Site icon David Boles, Blogs

On Being Ill with Wellness: The New Uninsured Insured

There’s nothing quite like having great insurance only to find out your insurance coverage — for reasons still unknown — is no longer as great as it used to be a few years ago. Is that result the rubbing off of Obamacare on established health insurance plans that have now been debrided down to an even more lowest common denominator, or is something else stinking afoot?

A dear friend of mine hurt her back and now has trouble walking, sitting and standing. She has what is considered a government employee “Gold Standard” in health insurance.  Over the years, she has pretty much been able to see any doctor and go anywhere she pleases because all the health concerns in her area participated “in network” with her health insurance.

That’s not true any longer.

When my friend hurt her back, finding an “in network” doctor to see her close to home became a nigh impossibility. Yes, they accepted her insurance over the phone, only to find out upon arrival, in person, that they actually did not accept her insurance and so she’d be paying “out of network” — it became clear a big scam was happening to get a severely ill person to trek to an office only to be denied coverage that had previously been “vetted” and “approved” over the phone.

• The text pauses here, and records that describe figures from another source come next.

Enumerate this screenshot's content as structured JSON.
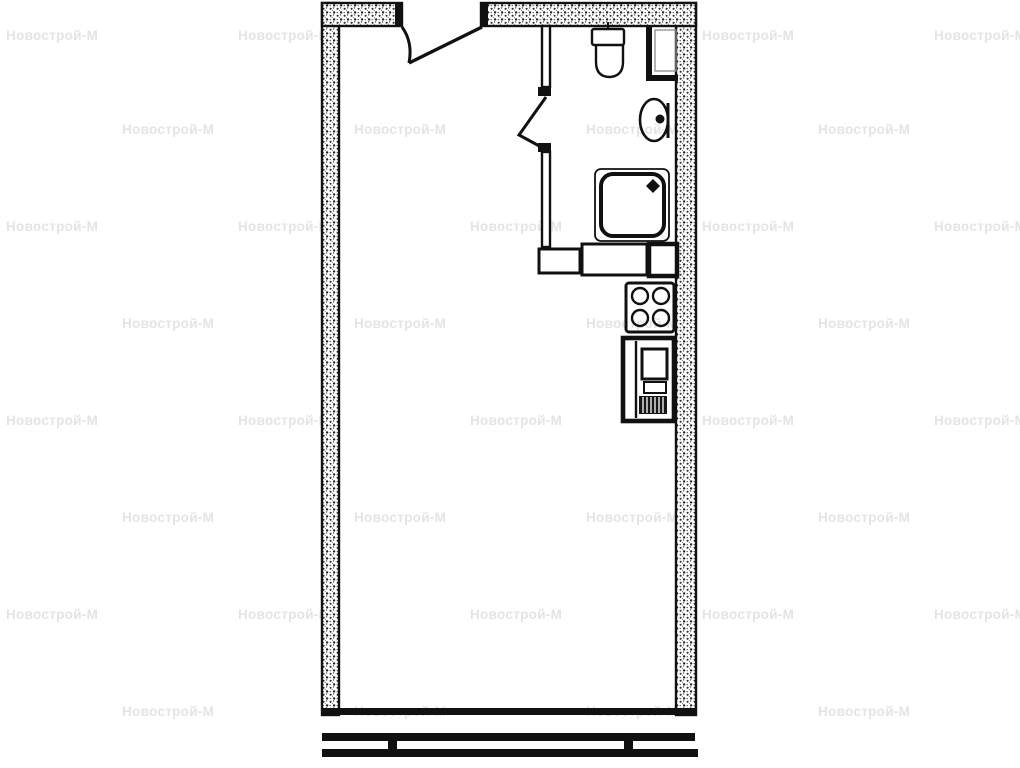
{
  "watermark": {
    "text": "Новострой-М",
    "color": "#e4e4e4"
  },
  "plan": {
    "kind": "studio-apartment-floor-plan",
    "background": "#ffffff",
    "colors": {
      "ink": "#111111",
      "wall_speckle": "#2b2b2b",
      "fill": "#ffffff"
    },
    "rooms": [
      {
        "name": "main-room"
      },
      {
        "name": "bathroom"
      },
      {
        "name": "kitchen-niche"
      }
    ],
    "fixtures": [
      {
        "name": "entrance-door",
        "type": "door-swing"
      },
      {
        "name": "bathroom-door",
        "type": "door-swing"
      },
      {
        "name": "toilet",
        "type": "wc-with-tank"
      },
      {
        "name": "washbasin",
        "type": "oval-basin-with-drain"
      },
      {
        "name": "ventilation-shaft",
        "type": "duct"
      },
      {
        "name": "shower-tray",
        "type": "square-tray-corner-drain"
      },
      {
        "name": "stove",
        "type": "four-burner-cooktop"
      },
      {
        "name": "kitchen-sink-unit",
        "type": "base-cabinet"
      },
      {
        "name": "panoramic-window",
        "type": "double-line-glazing-with-mullions"
      }
    ]
  }
}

My friend quickly learned to force the doctor’s office to “pre-certify” her coverage over the phone before arrival to guarantee her “particular” vein of government insurance was actually accepted by her physician.

There’s nothing quite like the feeling of being “Uninsured While Insured” with no way out from the pain.

After countless tries and failures, she was able to find an “Old Skool Cool” in network surgeon who was able to see her within 10 minutes of her phone call.  It seems the older doctors are much more willing to actually take “any and all insurance” and then be able to sleep at night because they haven’t had to turn away people in pain during the day.

Once you find the right “in network” doctor, then you’re “inside” because they know which MRI center and which physical therapy shop will “take” your health insurance and that makes everything easier when you have a surgeon’s office behind you and making calls on your behalf to get you healthy in situ.

Getting pain medication is also a challenge because you cannot use an electronic prescription for a controlled substance like Percocet.  The addicts have ruined it for the rest of us. That sort of narcotic med is highly controlled Schedule 2 drug and is regulated by the Federal Government and getting a prescription filled must be done the Old Skool way with pen on paper. So much for the convenience of being in pain!

When you need to get around town — to the doctor, to the MRI station, to the pharmacy, to physical therapy, and back to the doctor all in one day — and you have a bad back and cannot walk or sit or stand for very long, you quickly realize how absolutely crippled you’d be without the Godsend that is Uber.

Sure, Uber uses surge pricing to their advantage.  When my friend was dealing with her back issues, Uber was recovering from a snowstorm and pricing for several days was stuck at 2X the base price.  A minimum surge price fare is $7 in her area and so to travel a single block costs her $7 — but that’s $7 you’re glad to pay when cannot walk ten steps alone.

I thought Obamacare was the golden pot at the end of our healthy rainbow, but in my friend’s experience, everything has changed in the couple of years since she last really needed her insurance to come through for her — and the case seems to be singularly, and more strongly, made for single payer universal healthcare coverage — because the current system is still incoherent and broken.